En un movimiento que podría reconfigurar el tablero económico para los países del corredor del río Uruguay, los presidentes de Brasil, Luiz Inácio Lula da Silva, y de China, Xi Jinping, mantuvieron una conversación telefónica de más de una hora el pasado domingo 26 de julio. El eje central del diálogo fue la integración de proyectos de desarrollo y la posibilidad de establecer una zona de libre comercio entre ambas potencias.
Según informó la Secretaría de Comunicación Social (Secom) de Brasil, ambos líderes subrayaron la importancia de «acelerar las negociaciones para lograr un acuerdo entre el Mercosur y China». Para ello, destacaron que el tratado deberá incluir las «flexibilidades necesarias» para contemplar las realidades de los países miembros del Mercosur.
Cooperación en áreas estratégicas y tecnología
Más allá del marco arancelario, la agenda bilateral incluyó la cooperación en sectores de alta tecnología y recursos estratégicos. Lula y Xi Jinping exploraron objetivos compartidos en inteligencia artificial, satélites, procesamiento de minerales críticos y el comercio de fertilizantes.
Este acercamiento se da en un contexto de balanza comercial positiva para ambos países, reforzado por medidas recientes como la exención de visado para estancias cortas, vigente desde mayo, y las actividades del «Año Cultural Brasil-China 2026».
Impacto en la agenda global y resolución de conflictos
La charla no fue ajena a la compleja situación internacional. Los mandatarios expresaron su preocupación por la crisis humanitaria en Gaza y las restricciones a la navegación en los estrechos de Ormuz y Bab el-Mandeb, advirtiendo sobre sus efectos negativos en la economía global.

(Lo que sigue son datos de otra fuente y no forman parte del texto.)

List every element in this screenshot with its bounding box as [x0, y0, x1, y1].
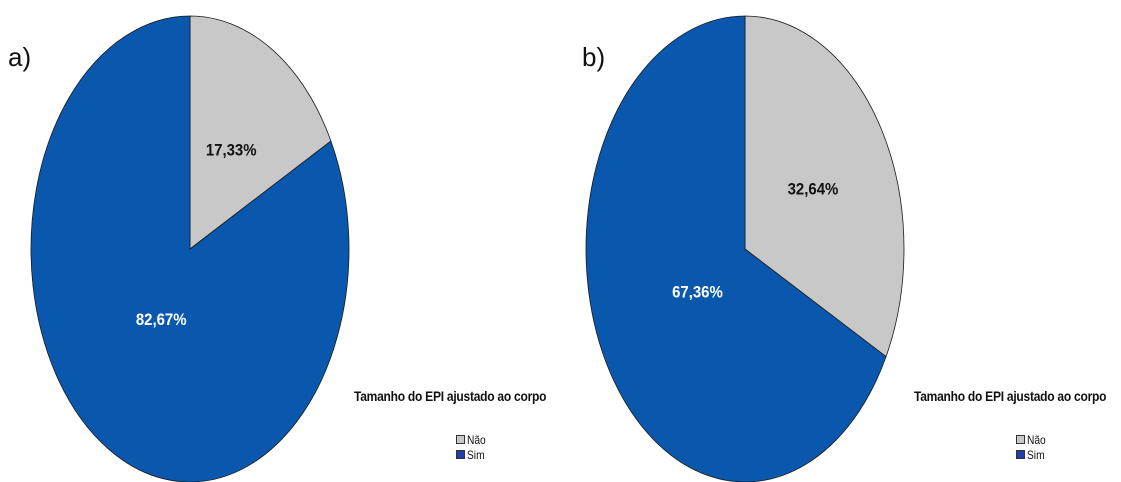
legend-item-label: Sim	[467, 447, 485, 462]
legend-swatch	[1016, 435, 1025, 444]
panel-label: b)	[582, 42, 606, 72]
legend-item-label: Não	[1027, 432, 1046, 447]
pie-chart: 32,64% 67,36%	[585, 15, 905, 482]
pie-slice-sim	[30, 15, 350, 482]
pie-slice-nao	[189, 15, 332, 250]
pie-slice-label: 67,36%	[672, 284, 723, 302]
legend-title: Tamanho do EPI ajustado ao corpo	[914, 388, 1107, 404]
legend-swatch	[456, 435, 465, 444]
legend-title: Tamanho do EPI ajustado ao corpo	[354, 388, 547, 404]
pie-slice-label: 17,33%	[206, 142, 257, 160]
legend-items: Não Sim	[1016, 432, 1121, 462]
pie-slice-nao	[744, 15, 905, 358]
legend-items: Não Sim	[456, 432, 594, 462]
pie-slice-label: 82,67%	[136, 311, 187, 329]
legend-item-label: Não	[467, 432, 486, 447]
pie-slice-sim	[585, 15, 887, 482]
panel-label: a)	[8, 42, 32, 72]
legend-item-label: Sim	[1027, 447, 1045, 462]
pie-slice-label: 32,64%	[788, 181, 839, 199]
legend-swatch	[1016, 450, 1025, 459]
chart-panel-b: b) 32,64% 67,36% Tamanho do EPI ajustado …	[560, 0, 1121, 482]
legend: Tamanho do EPI ajustado ao corpo Não Sim	[354, 388, 594, 462]
legend-swatch	[456, 450, 465, 459]
legend: Tamanho do EPI ajustado ao corpo Não Sim	[914, 388, 1121, 462]
pie-chart: 17,33% 82,67%	[30, 15, 350, 482]
legend-item-sim: Sim	[1016, 447, 1121, 462]
chart-panel-a: a) 17,33% 82,67% Tamanho do EPI ajustado …	[0, 0, 560, 482]
legend-item-nao: Não	[456, 432, 594, 447]
legend-item-sim: Sim	[456, 447, 594, 462]
legend-item-nao: Não	[1016, 432, 1121, 447]
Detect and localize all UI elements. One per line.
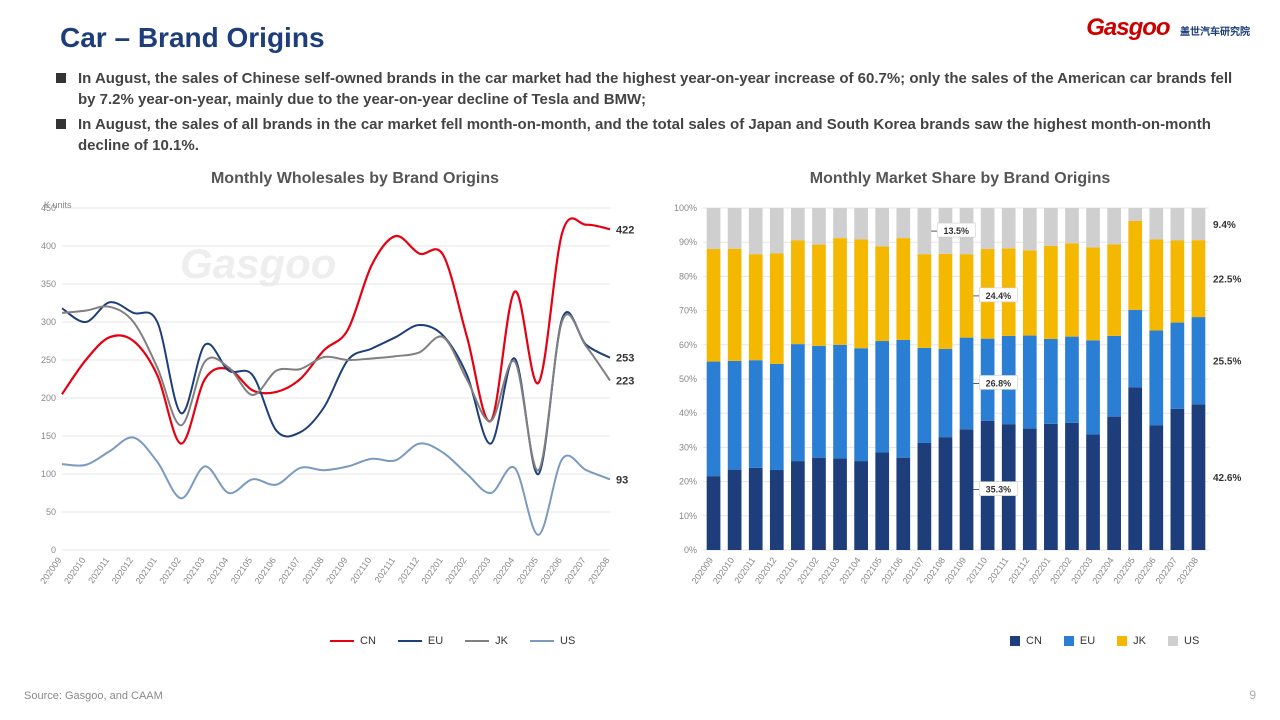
svg-text:202207: 202207 (562, 555, 587, 585)
svg-text:202010: 202010 (711, 555, 736, 585)
svg-text:42.6%: 42.6% (1213, 473, 1241, 484)
legend-left: CN EU JK US (330, 635, 575, 647)
svg-text:22.5%: 22.5% (1213, 275, 1241, 286)
svg-text:300: 300 (41, 317, 56, 327)
svg-text:202206: 202206 (539, 555, 564, 585)
svg-text:60%: 60% (679, 340, 697, 350)
svg-text:80%: 80% (679, 271, 697, 281)
svg-text:350: 350 (41, 279, 56, 289)
svg-text:202104: 202104 (205, 555, 230, 585)
legend-item-JK: JK (1117, 635, 1146, 647)
svg-text:202101: 202101 (134, 555, 159, 585)
svg-text:202208: 202208 (1175, 555, 1200, 585)
svg-text:202011: 202011 (86, 555, 111, 585)
svg-text:202012: 202012 (110, 555, 135, 585)
logo-sub: 盖世汽车研究院 (1180, 23, 1250, 38)
svg-text:253: 253 (616, 353, 634, 365)
page-title: Car – Brand Origins (60, 22, 325, 54)
svg-text:223: 223 (616, 376, 634, 388)
svg-text:202112: 202112 (396, 555, 421, 585)
svg-text:202106: 202106 (253, 555, 278, 585)
svg-text:10%: 10% (679, 511, 697, 521)
svg-text:202103: 202103 (181, 555, 206, 585)
bullet-1: In August, the sales of Chinese self-own… (78, 68, 1250, 110)
wholesales-line-chart: 050100150200250300350400450K units202009… (18, 198, 658, 628)
svg-text:26.8%: 26.8% (986, 378, 1012, 388)
svg-text:40%: 40% (679, 408, 697, 418)
svg-text:202203: 202203 (467, 555, 492, 585)
svg-text:202105: 202105 (229, 555, 254, 585)
svg-text:20%: 20% (679, 477, 697, 487)
svg-text:K units: K units (44, 200, 72, 210)
svg-text:250: 250 (41, 355, 56, 365)
svg-text:9.4%: 9.4% (1213, 220, 1236, 231)
svg-text:0: 0 (51, 545, 56, 555)
svg-text:30%: 30% (679, 442, 697, 452)
legend-item-EU: EU (1064, 635, 1095, 647)
market-share-bar-chart: 0%10%20%30%40%50%60%70%80%90%100%2020092… (665, 198, 1255, 628)
svg-text:50%: 50% (679, 374, 697, 384)
svg-text:90%: 90% (679, 237, 697, 247)
svg-text:400: 400 (41, 241, 56, 251)
svg-text:202110: 202110 (964, 555, 989, 585)
svg-text:0%: 0% (684, 545, 697, 555)
page-number: 9 (1249, 688, 1256, 702)
svg-text:202202: 202202 (443, 555, 468, 585)
svg-text:100%: 100% (674, 203, 697, 213)
svg-text:202111: 202111 (373, 555, 398, 584)
svg-text:70%: 70% (679, 306, 697, 316)
left-chart-title: Monthly Wholesales by Brand Origins (60, 170, 650, 188)
right-chart-title: Monthly Market Share by Brand Origins (670, 170, 1250, 188)
logo: Gasgoo 盖世汽车研究院 (1086, 14, 1250, 42)
svg-text:100: 100 (41, 469, 56, 479)
legend-item-US: US (530, 635, 575, 647)
svg-text:50: 50 (46, 507, 56, 517)
source-text: Source: Gasgoo, and CAAM (24, 690, 163, 702)
svg-text:422: 422 (616, 224, 634, 236)
logo-main: Gasgoo (1086, 14, 1169, 41)
bullet-2: In August, the sales of all brands in th… (78, 114, 1250, 156)
legend-item-JK: JK (465, 635, 508, 647)
legend-right: CN EU JK US (1010, 635, 1199, 647)
legend-item-CN: CN (330, 635, 376, 647)
svg-text:202108: 202108 (300, 555, 325, 585)
svg-text:93: 93 (616, 474, 628, 486)
svg-text:202109: 202109 (943, 555, 968, 585)
svg-text:202110: 202110 (348, 555, 373, 585)
legend-item-US: US (1168, 635, 1199, 647)
svg-text:202204: 202204 (491, 555, 516, 585)
legend-item-EU: EU (398, 635, 443, 647)
bullet-list: In August, the sales of Chinese self-own… (56, 68, 1250, 160)
svg-text:150: 150 (41, 431, 56, 441)
svg-text:202208: 202208 (586, 555, 611, 585)
svg-text:35.3%: 35.3% (986, 485, 1012, 495)
svg-text:202201: 202201 (419, 555, 444, 585)
svg-text:200: 200 (41, 393, 56, 403)
svg-text:202102: 202102 (157, 555, 182, 585)
svg-text:202009: 202009 (38, 555, 63, 585)
svg-text:202107: 202107 (276, 555, 301, 585)
svg-text:202010: 202010 (62, 555, 87, 585)
legend-item-CN: CN (1010, 635, 1042, 647)
svg-text:202109: 202109 (324, 555, 349, 585)
svg-text:202205: 202205 (515, 555, 540, 585)
svg-text:25.5%: 25.5% (1213, 357, 1241, 368)
svg-text:24.4%: 24.4% (986, 291, 1012, 301)
svg-text:13.5%: 13.5% (943, 226, 969, 236)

Asimismo, reafirmaron su compromiso con el multilateralismo y destacaron el rol del «Grupo de Amigos de la Paz». Esta iniciativa, impulsada por ambos países en el marco de la ONU, busca promover el diálogo entre naciones del Sur Global para alcanzar una solución pacífica al conflicto en Ucrania. A pesar de sus críticas a la efectividad del Consejo de Seguridad de la ONU, ambos presidentes ratificaron su intención de actuar de forma coordinada en foros internacionales.
Este renovado interés por el acuerdo Mercosur-China se suma a otras gestiones recientes de Brasil, que también busca avanzar en tratados comerciales con Singapur y Corea del Sur, diversificando así las oportunidades de exportación para la región.